Almost all children ran barefoot as Taliban guards shooed them away. Grime covered their faces and a film of dirt obscured what had once been bright fabrics.

"Where do I go from here," a disgruntled young man said.

"No, I can't go to Pakistan. No, I can't go to Iran," he said about the western and eastern neighbors of Afghanistan that already house millions of Afghan refugees.

Iran has started deporting refugees, accusing many of drug dealing. Pakistan has received some 200,000 more refugees in the last year and says it has no resources to accept more.

Lubbers told reporters that during his visit he had asked Iran to be more considerate to Afghan refugees but also said he acknowledged the best solution would be a safe Afghanistan. He is certain to go over the same ground in Pakistan, which wants the Afghans cared for inside their own country.
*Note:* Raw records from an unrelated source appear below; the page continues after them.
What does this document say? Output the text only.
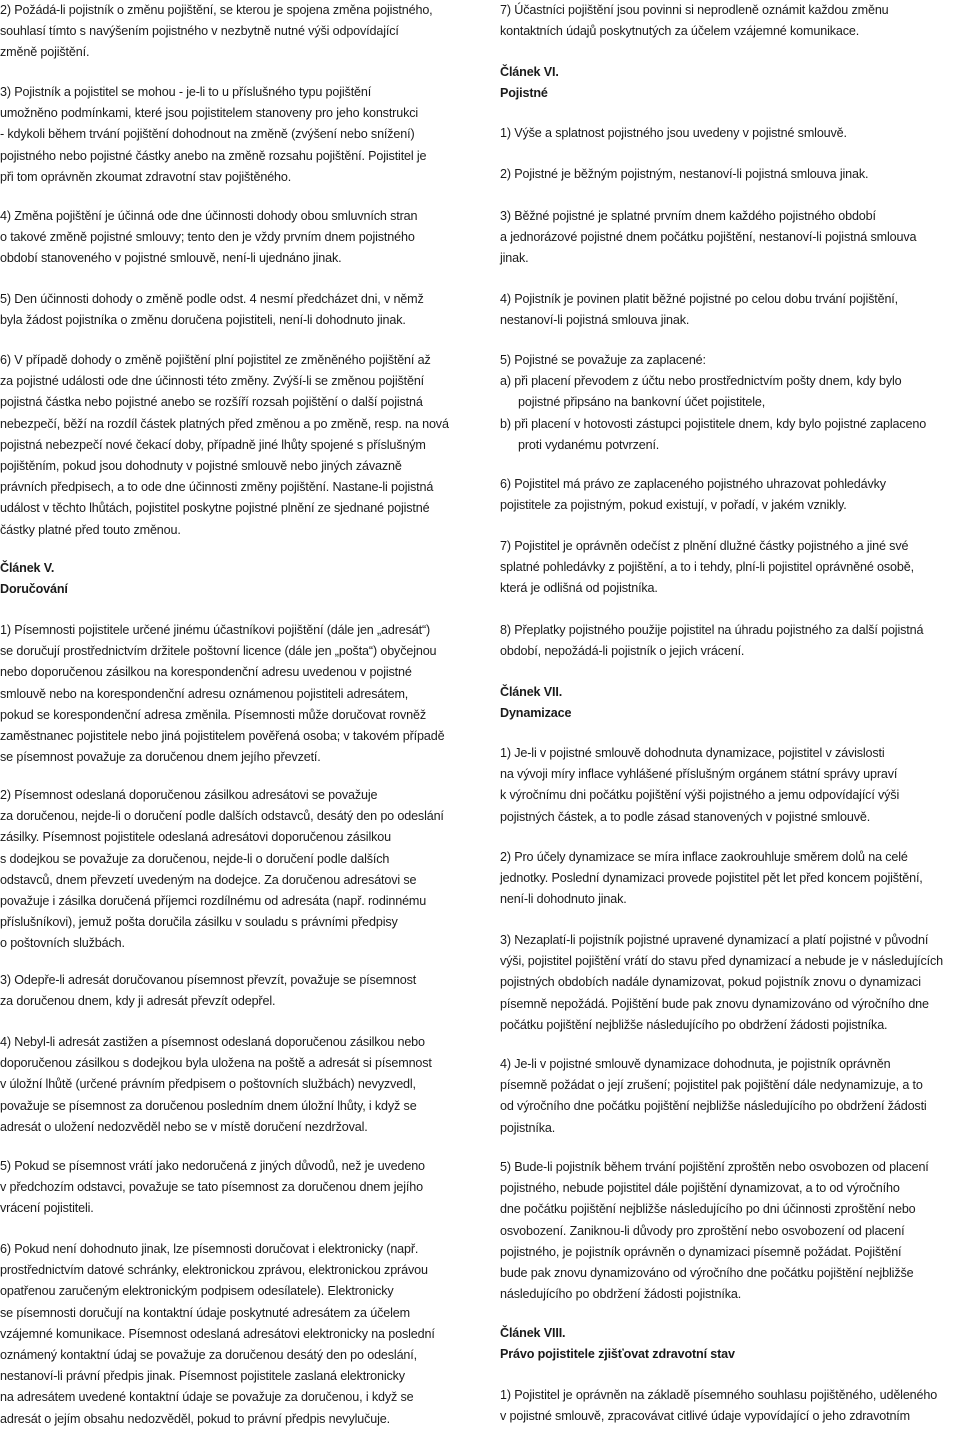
2) Požádá-li pojistník o změnu pojištění, se kterou je spojena změna pojistného,
souhlasí tímto s navýšením pojistného v nezbytně nutné výši odpovídající
změně pojištění.
3) Pojistník a pojistitel se mohou - je-li to u příslušného typu pojištění
umožněno podmínkami, které jsou pojistitelem stanoveny pro jeho konstrukci
- kdykoli během trvání pojištění dohodnout na změně (zvýšení nebo snížení)
pojistného nebo pojistné částky anebo na změně rozsahu pojištění. Pojistitel je
při tom oprávněn zkoumat zdravotní stav pojištěného.
4) Změna pojištění je účinná ode dne účinnosti dohody obou smluvních stran
o takové změně pojistné smlouvy; tento den je vždy prvním dnem pojistného
období stanoveného v pojistné smlouvě, není-li ujednáno jinak.
5) Den účinnosti dohody o změně podle odst. 4 nesmí předcházet dni, v němž
byla žádost pojistníka o změnu doručena pojistiteli, není-li dohodnuto jinak.
6) V případě dohody o změně pojištění plní pojistitel ze změněného pojištění až
za pojistné události ode dne účinnosti této změny. Zvýší-li se změnou pojištění
pojistná částka nebo pojistné anebo se rozšíří rozsah pojištění o další pojistná
nebezpečí, běží na rozdíl částek platných před změnou a po změně, resp. na nová
pojistná nebezpečí nové čekací doby, případně jiné lhůty spojené s příslušným
pojištěním, pokud jsou dohodnuty v pojistné smlouvě nebo jiných závazně
právních předpisech, a to ode dne účinnosti změny pojištění. Nastane-li pojistná
událost v těchto lhůtách, pojistitel poskytne pojistné plnění ze sjednané pojistné
částky platné před touto změnou.
Článek V.
Doručování
1) Písemnosti pojistitele určené jinému účastníkovi pojištění (dále jen „adresát“)
se doručují prostřednictvím držitele poštovní licence (dále jen „pošta“) obyčejnou
nebo doporučenou zásilkou na korespondenční adresu uvedenou v pojistné
smlouvě nebo na korespondenční adresu oznámenou pojistiteli adresátem,
pokud se korespondenční adresa změnila. Písemnosti může doručovat rovněž
zaměstnanec pojistitele nebo jiná pojistitelem pověřená osoba; v takovém případě
se písemnost považuje za doručenou dnem jejího převzetí.
2) Písemnost odeslaná doporučenou zásilkou adresátovi se považuje
za doručenou, nejde-li o doručení podle dalších odstavců, desátý den po odeslání
zásilky. Písemnost pojistitele odeslaná adresátovi doporučenou zásilkou
s dodejkou se považuje za doručenou, nejde-li o doručení podle dalších
odstavců, dnem převzetí uvedeným na dodejce. Za doručenou adresátovi se
považuje i zásilka doručená příjemci rozdílnému od adresáta (např. rodinnému
příslušníkovi), jemuž pošta doručila zásilku v souladu s právními předpisy
o poštovních službách.
3) Odepře-li adresát doručovanou písemnost převzít, považuje se písemnost
za doručenou dnem, kdy ji adresát převzít odepřel.
4) Nebyl-li adresát zastižen a písemnost odeslaná doporučenou zásilkou nebo
doporučenou zásilkou s dodejkou byla uložena na poště a adresát si písemnost
v úložní lhůtě (určené právním předpisem o poštovních službách) nevyzvedl,
považuje se písemnost za doručenou posledním dnem úložní lhůty, i když se
adresát o uložení nedozvěděl nebo se v místě doručení nezdržoval.
5) Pokud se písemnost vrátí jako nedoručená z jiných důvodů, než je uvedeno
v předchozím odstavci, považuje se tato písemnost za doručenou dnem jejího
vrácení pojistiteli.
6) Pokud není dohodnuto jinak, lze písemnosti doručovat i elektronicky (např.
prostřednictvím datové schránky, elektronickou zprávou, elektronickou zprávou
opatřenou zaručeným elektronickým podpisem odesílatele). Elektronicky
se písemnosti doručují na kontaktní údaje poskytnuté adresátem za účelem
vzájemné komunikace. Písemnost odeslaná adresátovi elektronicky na poslední
oznámený kontaktní údaj se považuje za doručenou desátý den po odeslání,
nestanoví-li právní předpis jinak. Písemnost pojistitele zaslaná elektronicky
na adresátem uvedené kontaktní údaje se považuje za doručenou, i když se
adresát o jejím obsahu nedozvěděl, pokud to právní předpis nevylučuje.
7) Účastníci pojištění jsou povinni si neprodleně oznámit každou změnu
kontaktních údajů poskytnutých za účelem vzájemné komunikace.
Článek VI.
Pojistné
1) Výše a splatnost pojistného jsou uvedeny v pojistné smlouvě.
2) Pojistné je běžným pojistným, nestanoví-li pojistná smlouva jinak.
3) Běžné pojistné je splatné prvním dnem každého pojistného období
a jednorázové pojistné dnem počátku pojištění, nestanoví-li pojistná smlouva
jinak.
4) Pojistník je povinen platit běžné pojistné po celou dobu trvání pojištění,
nestanoví-li pojistná smlouva jinak.
5) Pojistné se považuje za zaplacené:
a) při placení převodem z účtu nebo prostřednictvím pošty dnem, kdy bylo
pojistné připsáno na bankovní účet pojistitele,
b) při placení v hotovosti zástupci pojistitele dnem, kdy bylo pojistné zaplaceno
proti vydanému potvrzení.
6) Pojistitel má právo ze zaplaceného pojistného uhrazovat pohledávky
pojistitele za pojistným, pokud existují, v pořadí, v jakém vznikly.
7) Pojistitel je oprávněn odečíst z plnění dlužné částky pojistného a jiné své
splatné pohledávky z pojištění, a to i tehdy, plní-li pojistitel oprávněné osobě,
která je odlišná od pojistníka.
8) Přeplatky pojistného použije pojistitel na úhradu pojistného za další pojistná
období, nepožádá-li pojistník o jejich vrácení.
Článek VII.
Dynamizace
1) Je-li v pojistné smlouvě dohodnuta dynamizace, pojistitel v závislosti
na vývoji míry inflace vyhlášené příslušným orgánem státní správy upraví
k výročnímu dni počátku pojištění výši pojistného a jemu odpovídající výši
pojistných částek, a to podle zásad stanovených v pojistné smlouvě.
2) Pro účely dynamizace se míra inflace zaokrouhluje směrem dolů na celé
jednotky. Poslední dynamizaci provede pojistitel pět let před koncem pojištění,
není-li dohodnuto jinak.
3) Nezaplatí-li pojistník pojistné upravené dynamizací a platí pojistné v původní
výši, pojistitel pojištění vrátí do stavu před dynamizací a nebude je v následujících
pojistných obdobích nadále dynamizovat, pokud pojistník znovu o dynamizaci
písemně nepožádá. Pojištění bude pak znovu dynamizováno od výročního dne
počátku pojištění nejbližše následujícího po obdržení žádosti pojistníka.
4) Je-li v pojistné smlouvě dynamizace dohodnuta, je pojistník oprávněn
písemně požádat o její zrušení; pojistitel pak pojištění dále nedynamizuje, a to
od výročního dne počátku pojištění nejbližše následujícího po obdržení žádosti
pojistníka.
5) Bude-li pojistník během trvání pojištění zproštěn nebo osvobozen od placení
pojistného, nebude pojistitel dále pojištění dynamizovat, a to od výročního
dne počátku pojištění nejbližše následujícího po dni účinnosti zproštění nebo
osvobození. Zaniknou-li důvody pro zproštění nebo osvobození od placení
pojistného, je pojistník oprávněn o dynamizaci písemně požádat. Pojištění
bude pak znovu dynamizováno od výročního dne počátku pojištění nejbližše
následujícího po obdržení žádosti pojistníka.
Článek VIII.
Právo pojistitele zjišťovat zdravotní stav
1) Pojistitel je oprávněn na základě písemného souhlasu pojištěného, uděleného
v pojistné smlouvě, zpracovávat citlivé údaje vypovídající o jeho zdravotním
But the ruin brought by drought and 21 years of fighting make security inside Afghanistan appear a distant dream. Even in present conditions, the United Nations will not be able to provide the basics of survival unless donors are willing to raise their assistance.

The United Nations says it needs more for Afghanistan this year than the US$250 million it initially sought, warning that any delay could jeopardize its ability to halt what is now becoming a disaster. But it has received little of the initial request.

The main obstacle is donor fatigue. Years of pouring funds into the faction-ridden country have failed to stem the rising misery.

"The donors think that there is always bad news coming out of Afghanistan," Poulsen said. "It is only now that this situation has come home."